Results: A total of 1,260 patients in the SCS and 6,300 in the CMM groups were included in the final matched study cohort. During the first 12 months, patients in the SCS group had higher odds of chronic opioid use (adjusted odds ratio [aOR], 1.14; 95% CI, 1.01-1.29) compared with the CMM group, but lower odds of epidural and facet corticosteroid injections, radiofrequency ablation, and spine surgery. These differences dissipated in the second year.

Key Point: This is a large retrospective study showing no significant difference in healthcare utilization with SCS placement with respect to chronic opioid use or non-pharmacologic pain interventions at 2 years when compared to CMM in a cohort of patients with heterogeneous indications for SCS.


Capsaicin 8% Patch for Spinal Cord Injury Focal Neuropathic Pain, a Randomized Controlled Trial

Olusanya A, Yearsley A, Brown N, et al. Pain Med 2023;24(1):71-8. https://doi.org/10.1093/pm/pnac104

Summary by Bhavana Yalamuru, MBBS

Introduction: The incidence of neuropathic pain after spinal cord injury ranges from 41% up to 70%. Pharmacologic management is the first line of management of neuropathic pain, however oral agents have shown only modest effect with significant adverse effects. Capsaicin 8% has been FDA approved to treat neuropathic pain secondary to diabetic peripheral neuropathy and post herpetic neuralgia. Capsaicin is a highly selective agonist of the TRPV1 receptors and at the concentration of 8% leads to destruction and desensitization of the nociceptor fibers lasting a few weeks to months. The authors sought to study the effectiveness of C8P (capsaicin 8% patch) to manage neuropathic pain due to SCI (spinal cord injury).

Methods: Thirty-four patients with refractory neuropathic pain due to SCI were screened to assess for eligibility, and 23 were excluded. Eleven patients were subsequently randomized into two groups (sequence 1 and sequence 2). The study design was a randomized, controlled, single blind crossover. The participants were blinded by placing a patch on the eye. Sequence 1(n=6), the low dose group, received 0.025% capsaicin patch (CON) for 12 weeks, and Sequence 2 (n= 5) were allocated to the Capsaicin 8% patch group (C8P). The two groups were crossed over at the end of 12 weeks. The total study period was 24 weeks. The outcome measures included pain (VAS- visual analogue scale; SCI version of multidimensional pain inventory MPI-SCI); function (spinal cord independence measure ( SCIM) and quality of life (WHOQOL-BREF- World health organization quality of life).
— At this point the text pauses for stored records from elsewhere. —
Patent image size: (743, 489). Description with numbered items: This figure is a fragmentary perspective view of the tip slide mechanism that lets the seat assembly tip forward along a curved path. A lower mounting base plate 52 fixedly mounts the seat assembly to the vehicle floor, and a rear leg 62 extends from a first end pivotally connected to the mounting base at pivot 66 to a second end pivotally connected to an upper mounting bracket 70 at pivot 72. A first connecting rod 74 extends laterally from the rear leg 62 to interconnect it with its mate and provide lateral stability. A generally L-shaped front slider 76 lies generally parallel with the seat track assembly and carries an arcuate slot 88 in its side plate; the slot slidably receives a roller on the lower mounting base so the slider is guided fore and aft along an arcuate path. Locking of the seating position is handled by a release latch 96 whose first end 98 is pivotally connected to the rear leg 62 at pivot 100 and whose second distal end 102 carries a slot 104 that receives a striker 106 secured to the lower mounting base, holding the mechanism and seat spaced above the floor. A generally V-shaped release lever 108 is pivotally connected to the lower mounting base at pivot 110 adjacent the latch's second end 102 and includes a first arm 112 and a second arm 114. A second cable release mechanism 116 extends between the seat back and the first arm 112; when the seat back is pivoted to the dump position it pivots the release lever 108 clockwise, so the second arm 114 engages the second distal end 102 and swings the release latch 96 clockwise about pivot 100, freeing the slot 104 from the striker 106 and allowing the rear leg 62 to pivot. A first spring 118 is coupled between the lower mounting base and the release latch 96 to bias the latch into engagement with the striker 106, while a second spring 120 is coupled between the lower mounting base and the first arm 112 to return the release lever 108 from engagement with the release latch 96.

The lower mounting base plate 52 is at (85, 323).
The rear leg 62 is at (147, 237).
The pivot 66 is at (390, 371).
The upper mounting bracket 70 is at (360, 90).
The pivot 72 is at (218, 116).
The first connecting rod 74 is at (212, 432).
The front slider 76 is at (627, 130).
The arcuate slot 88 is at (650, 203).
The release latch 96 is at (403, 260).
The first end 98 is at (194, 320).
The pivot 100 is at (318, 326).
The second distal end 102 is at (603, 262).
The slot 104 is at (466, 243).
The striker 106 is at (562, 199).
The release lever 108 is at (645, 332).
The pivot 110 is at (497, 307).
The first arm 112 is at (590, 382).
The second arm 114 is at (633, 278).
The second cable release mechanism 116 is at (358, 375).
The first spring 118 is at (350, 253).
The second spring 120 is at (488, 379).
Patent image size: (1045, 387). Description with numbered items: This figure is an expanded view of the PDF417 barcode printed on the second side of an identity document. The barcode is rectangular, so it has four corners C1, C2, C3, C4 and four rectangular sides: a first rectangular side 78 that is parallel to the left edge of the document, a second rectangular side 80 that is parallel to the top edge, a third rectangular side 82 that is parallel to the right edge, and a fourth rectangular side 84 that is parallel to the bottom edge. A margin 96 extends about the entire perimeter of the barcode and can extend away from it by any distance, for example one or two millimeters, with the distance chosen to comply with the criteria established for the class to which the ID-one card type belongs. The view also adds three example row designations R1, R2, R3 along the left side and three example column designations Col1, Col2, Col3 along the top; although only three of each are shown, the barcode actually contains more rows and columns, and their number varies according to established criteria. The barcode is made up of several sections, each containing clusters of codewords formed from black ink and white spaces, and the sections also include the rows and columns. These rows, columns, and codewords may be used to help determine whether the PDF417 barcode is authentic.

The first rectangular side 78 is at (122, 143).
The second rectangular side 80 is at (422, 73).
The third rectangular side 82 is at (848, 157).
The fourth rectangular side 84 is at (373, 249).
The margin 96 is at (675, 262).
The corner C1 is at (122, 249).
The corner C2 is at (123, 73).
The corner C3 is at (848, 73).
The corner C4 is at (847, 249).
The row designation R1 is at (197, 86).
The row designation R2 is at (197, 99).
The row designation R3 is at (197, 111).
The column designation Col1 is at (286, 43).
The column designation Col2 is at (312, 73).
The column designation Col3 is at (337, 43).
The measures were recorded at the following intervals: VAS at 2,4,6,8, and12 weeks during each 12-week interval. MPI-SCI, SCIM, and WHO QOL BREF were all measured every 4 weeks. Each outcome was analyzed by a linear mixed model with treatment and time of measurement as fixed factors and baseline as covariate, followed by planned comparisons between treatments (ie, control, C8P) at each time of measurement.

Results: Eleven patients were enrolled and analyzed in a cross-over design. Changes were noted in VAS between CON and C8P at multiple time points. The statistically significant decrease in VAS was noted at week 2 (35% decrease in pain intensity, 1.91 points, 95% CI 0.59-3.22, P=0.029) and week 4 (29% decrease in pain intensity, 1.64 points, 95% CI 0.40-2.88, P=0.049). The pain severity subscale of MPI-SCI showed a statistically significant main effect of treatment, and the other subscales did not show any statistically significant treatment effects. C8P also demonstrated a main treatment effect over CON on the SCIM mobility subscale. WHO-QOL scores did not improve with C8P.
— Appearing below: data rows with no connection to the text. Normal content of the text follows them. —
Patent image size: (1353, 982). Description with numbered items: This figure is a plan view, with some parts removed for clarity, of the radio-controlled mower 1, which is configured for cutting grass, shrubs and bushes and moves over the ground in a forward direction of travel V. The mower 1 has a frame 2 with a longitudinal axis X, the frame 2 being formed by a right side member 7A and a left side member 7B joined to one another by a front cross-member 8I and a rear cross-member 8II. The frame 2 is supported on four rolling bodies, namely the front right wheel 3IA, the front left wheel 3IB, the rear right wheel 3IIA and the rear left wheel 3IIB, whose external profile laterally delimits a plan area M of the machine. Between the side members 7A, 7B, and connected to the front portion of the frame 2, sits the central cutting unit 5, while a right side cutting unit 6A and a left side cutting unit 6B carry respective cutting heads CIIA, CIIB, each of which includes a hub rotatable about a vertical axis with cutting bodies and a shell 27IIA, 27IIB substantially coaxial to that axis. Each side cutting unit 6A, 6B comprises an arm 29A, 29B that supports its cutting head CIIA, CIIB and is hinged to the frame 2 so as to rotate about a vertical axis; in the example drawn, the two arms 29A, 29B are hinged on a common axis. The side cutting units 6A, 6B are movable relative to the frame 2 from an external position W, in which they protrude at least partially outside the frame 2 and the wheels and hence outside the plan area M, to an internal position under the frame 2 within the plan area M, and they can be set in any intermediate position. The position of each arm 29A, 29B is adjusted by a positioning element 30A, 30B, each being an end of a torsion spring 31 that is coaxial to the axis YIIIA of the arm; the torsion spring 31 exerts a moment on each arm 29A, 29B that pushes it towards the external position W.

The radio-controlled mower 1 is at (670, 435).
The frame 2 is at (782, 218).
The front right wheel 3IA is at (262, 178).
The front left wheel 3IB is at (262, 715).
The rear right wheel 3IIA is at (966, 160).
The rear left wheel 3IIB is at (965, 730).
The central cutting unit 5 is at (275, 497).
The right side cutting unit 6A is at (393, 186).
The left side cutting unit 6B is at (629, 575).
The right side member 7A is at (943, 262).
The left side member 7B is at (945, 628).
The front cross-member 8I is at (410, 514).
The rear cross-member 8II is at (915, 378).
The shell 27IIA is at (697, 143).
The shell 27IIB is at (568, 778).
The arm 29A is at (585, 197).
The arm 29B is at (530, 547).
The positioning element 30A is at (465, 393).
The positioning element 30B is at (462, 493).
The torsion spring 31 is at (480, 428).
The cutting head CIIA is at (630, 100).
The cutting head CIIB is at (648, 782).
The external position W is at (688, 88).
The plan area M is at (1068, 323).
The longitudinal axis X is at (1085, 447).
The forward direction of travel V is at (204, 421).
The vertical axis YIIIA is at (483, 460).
Key Point: Capsaicin 8% patch was successful in reducing neuropathic pain refractory to other treatments in this pilot study. C8P should be studied further in patients with neuropathic pain due to SCI to assess its efficacy since it shows promise as a treatment modality without the side effects seen with many other pharmacologic treatments in this population.